La série Silo sur Apple TV m’ayant convaincue cette année, j’ai voulu découvrir le roman dont elle est tirée.
Commençons par une déception : les personnages. Là où la série a bien pris le temps de développer les personnages principaux et secondaires (ce qui donnait cependant lieu à quelques longueurs et bavardages inutiles au milieu de la saison 1), le roman les a rendu bien plus fades. Les "méchants" souffrent particulièrement de ce manque de développement : Bernard est ici beaucoup moins manipulateur, avec une aura beaucoup moins malsaine, et peu de charisme. Sims, le responsable de la sécurité du D.I.T, impressionnant physiquement et vraiment inquiétant à l'écran, est ici cantonné à un rôle de bien moindre importance, réduit à sa profession, là où la série aborde sa vie en dehors de ses fonctions aux D.I.T.
Ensuite, le style d'écriture est assez moyen. Ce n'est pas complètement rédhibitoire non plus, mais il vaut mieux ne pas s'attendre à une grande prose. Les chapitres sont courts et s’enchaînent néanmoins bien, le côté roman d'aventure reste assez plaisant et on dévore assez rapidement les pages, porté par la curiosité suscitée des 2 premiers chapitres intenses et prometteurs racontant l'histoire du shérif Holston.

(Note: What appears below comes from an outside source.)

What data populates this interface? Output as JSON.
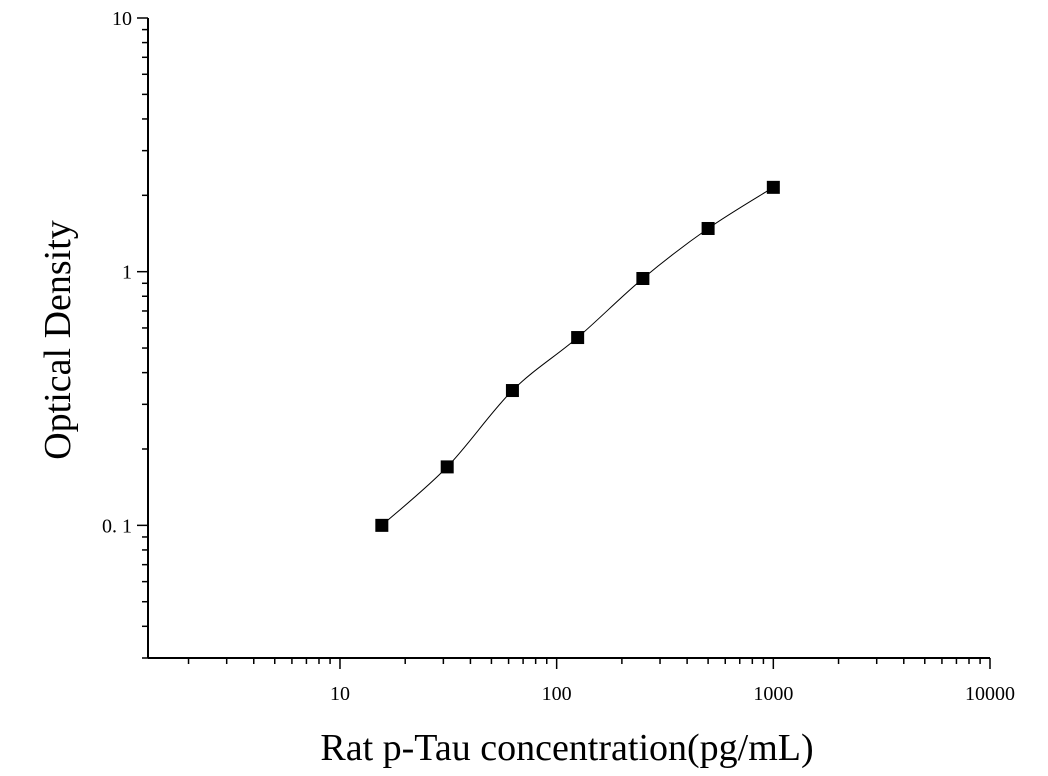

Dit comme ça, le roman ne donne pas plus envie que ça non plus, et pourtant je conseille vraiment de s'y accrocher car je trouve que l'univers a énormément de potentiel. En fait ça m'a fait penser à Snowpiercer : il y a cette même idée d'un système où les habitants sont reclus, fait pour que les différents étages ne se parlent pas, sous prétexte d'une catastrophe écologique extérieure qui menace l'ordre et la sécurité des habitants, mais qui arrange finalement bien ceux qui sont aux commandes du silo. Ça parle de lutte des classes, de ce que les travailleurs des Machines ont à gagner mais aussi à perdre en se soulevant contre ceux d'en haut, de la captation du savoir par les dirigeants qui considèrent les ouvriers comme de simples et rustres exécutants, de révolution. J'ai beaucoup aimé l'accent mis par l'auteur sur la débrouillardise des personnages pour accéder à ce savoir dont ils sont volontairement privés, par exemple avec le personnage de Lukas qui cherche à comprendre le fonctionnement des étoiles, en jouant un peu sur la zone grise du règlement du silo qui proscrit globalement toute discussion au sujet du monde extérieur entre les habitants.
Un aspect qui aurait pu être exploité (et qui est effleuré dans la saison 2 de la série), c'est le rapport aux arts. À quoi ressemblerait un monde sans culture, sans musique ?
Je pense que je vais lire les 2 autres tomes de la trilogie pour voir à quel point l'univers a été exploité. En tout cas, je conseille la lecture de ce livre, qui se complètent mutuellement très bien avec la série.